The detention and arrest of children must only be considered as a last resort and must be conducted considering the condition of the child, U.N. rights office spokesperson Marta Hurtado said Friday.
France detained and interrogated children for hours last month on the claim of testing their inclination toward "radicalization."
In southeastern France's Albertville commune, three Turkish children and a child from North Africa, all 10 years old, were taken to a police station due to their answers in school on caricatures insulting the Prophet Muhammad.
In order to allegedly determine whether they could be radicalized, the children were interrogated for 11 hours at the station.
“The experience of detention has significant effects on children,” Hurtado told Anadolu Agency (AA).
Saying that many U.N. officials had previously reacted to France’s laws on the fight against terrorism, Hurtado said, “Human rights mechanisms of the U.N. in the past have voiced their concerns that the crime of ‘supporting terrorism’ cannot arbitrarily limit freedom of speech.”

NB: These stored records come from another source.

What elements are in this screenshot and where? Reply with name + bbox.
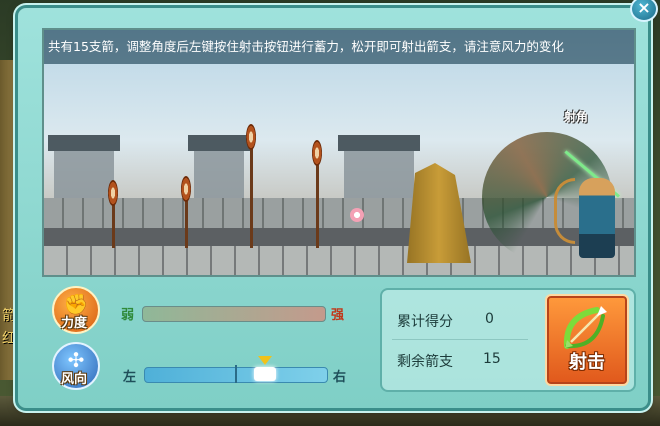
power-label: 力度 — [60, 316, 87, 331]
shoot-label: 射击 — [569, 352, 605, 373]
arrows-left-value: 15 — [483, 351, 501, 367]
wind-marker — [254, 367, 276, 381]
wind-label: 风向 — [60, 372, 87, 387]
target-pole — [316, 154, 319, 248]
backdrop-text: 红 — [2, 331, 16, 347]
archer-character — [579, 178, 615, 258]
castle-roof — [188, 135, 250, 151]
target — [181, 176, 191, 202]
archery-scene: 射角 共有15支箭，调整角度后左键按住射击按钮进行蓄力，松开即可射出箭支，请注意… — [42, 28, 636, 277]
total-score-value: 0 — [485, 311, 494, 327]
wind-left-label: 左 — [123, 370, 137, 385]
flying-ball — [350, 208, 364, 222]
castle-roof — [48, 135, 120, 151]
instructions-text: 共有15支箭，调整角度后左键按住射击按钮进行蓄力，松开即可射出箭支，请注意风力的… — [44, 30, 634, 64]
arrows-left-label: 剩余箭支 — [397, 354, 453, 370]
target — [108, 180, 118, 206]
power-bar — [142, 306, 326, 322]
score-divider — [392, 339, 528, 340]
wind-pointer-icon — [258, 356, 272, 365]
target-pole — [250, 138, 253, 248]
angle-label: 射角 — [564, 110, 589, 124]
archer-bow — [554, 178, 575, 244]
backdrop-text: 箭 — [2, 308, 16, 324]
total-score-label: 累计得分 — [397, 314, 453, 330]
target — [246, 124, 256, 150]
wind-center-mark — [235, 365, 237, 383]
target — [312, 140, 322, 166]
wind-right-label: 右 — [333, 370, 347, 385]
shoot-button[interactable]: 射击 — [545, 294, 629, 386]
castle-roof — [338, 135, 420, 151]
power-weak-label: 弱 — [121, 308, 135, 323]
power-strong-label: 强 — [331, 308, 345, 323]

France recently launched an extensive witch hunt against the Muslim community following French President Emmanuel Macron calling Islam a problematic religion that needs to be contained. Many nongovernmental organizations (NGOs) and mosques have been shut down in the last few weeks while assaults against Muslims have peaked.
The debate over the role of Islam in France, however, became more intense after the beheading of teacher Samuel Paty, which prosecutors say was carried out by an 18-year-old Chechen who had contact with a terrorist in Syria.